FUNNOUS ALIAS KURIAN Vs. K O DEVASSY

Decided On September 18, 2002
FUNNOUS @ KURIAN Appellant
V/S
K.O.DEVASSY Respondents

JUDGEMENT

(1.) An employer, opposite party in a workmen s compensation case has approached this court with this appeal challenging the award of compensation in favour of dependents of a deceased in an accident in the boat yard of the appellant. The death took place due to electric shock.

(2.) The main contention urged by the appellant is that the deceased was engaged only as a casual labourer, that too, for cleaning the compound, where both the residence as well as the factory building are situated and that the said casual employment was in no way related to the trade or business of the appellant. Therefore he was not a workman in terms of Sec.2(n) as it stood before the amendment effected in 2000. The provision as it stood then reads as follows: workman- means any person (other than a person whose employment is of a casual nature and who is employed otherwise than for the purpose of employer s trade or business) In order to exclude one from the term as defined, it shall have to be proved that his employment was of casual nature and his employment was otherwise than for employer s trade or business. That is why the appellant contends that he was employed only for the cleaning of the compound which does not have any relation with the trade or business of the appellant. Therefore the commissioner ought not have awarded any compensation on account of death due to electric shock in the factory building, as the deceased was unauthorisedly operating an electric hand drill which was not expected from him. It is further submitted that this contention was specifically raised in the written statement, but the commissioner did not advert to that contention. It is pointed out from the order of the commissioner that the commissioner jumped into the conclusion that the deceased was a workman as defined in Sec.2(n) to find as follows: The learned counsel for the opposite party argued that the deceased was not an employee of the opposite party. On the other hand the learned counsel for the petitioner argued that the opposite party admitted that the accident was occurred at the premises of the opposite party s establishment, and the opposite party is liable to pay compensation. In the circumstances stated above petitioners are established that the deceased met with an accident while he was doing work in the opposite party s establishment.

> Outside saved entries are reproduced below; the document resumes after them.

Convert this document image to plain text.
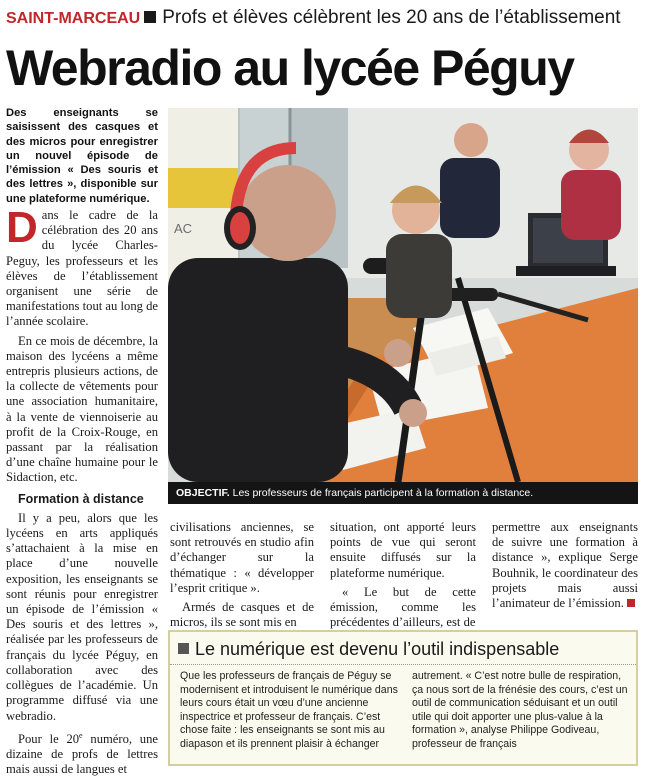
SAINT-MARCEAU Profs et élèves célèbrent les 20 ans de l’établissement
Webradio au lycée Péguy
Des enseignants se saisissent des casques et des micros pour enregistrer un nouvel épisode de l’émission « Des souris et des lettres », disponible sur une plateforme numérique.

Dans le cadre de la célébration des 20 ans du lycée Charles-Peguy, les professeurs et les élèves de l’établissement organisent une série de manifestations tout au long de l’année scolaire.

En ce mois de décembre, la maison des lycéens a même entrepris plusieurs actions, de la collecte de vêtements pour une association humanitaire, à la vente de viennoiserie au profit de la Croix-Rouge, en passant par la réalisation d’une chaîne humaine pour le Sidaction, etc.

Formation à distance

Il y a peu, alors que les lycéens en arts appliqués s’attachaient à la mise en place d’une nouvelle exposition, les enseignants se sont réunis pour enregistrer un épisode de l’émission « Des souris et des lettres », réalisée par les professeurs de français du lycée Péguy, en collaboration avec des collègues de l’académie. Un programme diffusé via une webradio.

Pour le 20e numéro, une dizaine de profs de lettres mais aussi de langues et

AC
OBJECTIF. Les professeurs de français participent à la formation à distance.

civilisations anciennes, se sont retrouvés en studio afin d’échanger sur la thématique : « développer l’esprit critique ».

Armés de casques et de micros, ils se sont mis en

situation, ont apporté leurs points de vue qui seront ensuite diffusés sur la plateforme numérique.

« Le but de cette émission, comme les précédentes d’ailleurs, est de

permettre aux enseignants de suivre une formation à distance », explique Serge Bouhnik, le coordinateur des projets mais aussi l’animateur de l’émission.

Le numérique est devenu l’outil indispensable

Que les professeurs de français de Péguy se modernisent et introduisent le numérique dans leurs cours était un vœu d’une ancienne inspectrice et professeur de français. C’est chose faite : les enseignants se sont mis au diapason et ils prennent plaisir à échanger

autrement. « C’est notre bulle de respiration, ça nous sort de la frénésie des cours, c’est un outil de communication séduisant et un outil utile qui doit apporter une plus-value à la formation », analyse Philippe Godiveau, professeur de français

(3.) In the light of the contention raised by the appellant it was incumbent on the commissioner to examine whether the casual nature of the employment of the deceased was in connection with the trade or business of the employer. Merely because the accident took place in the establishment, especially when it is contented that both the factory building and residential building are in the compound, the Commissioner cannot jump into the conclusion that the deceased met with an accident while he was doing work in the opposite party s establishment. Therefore the order has to be set aside, counsel submits.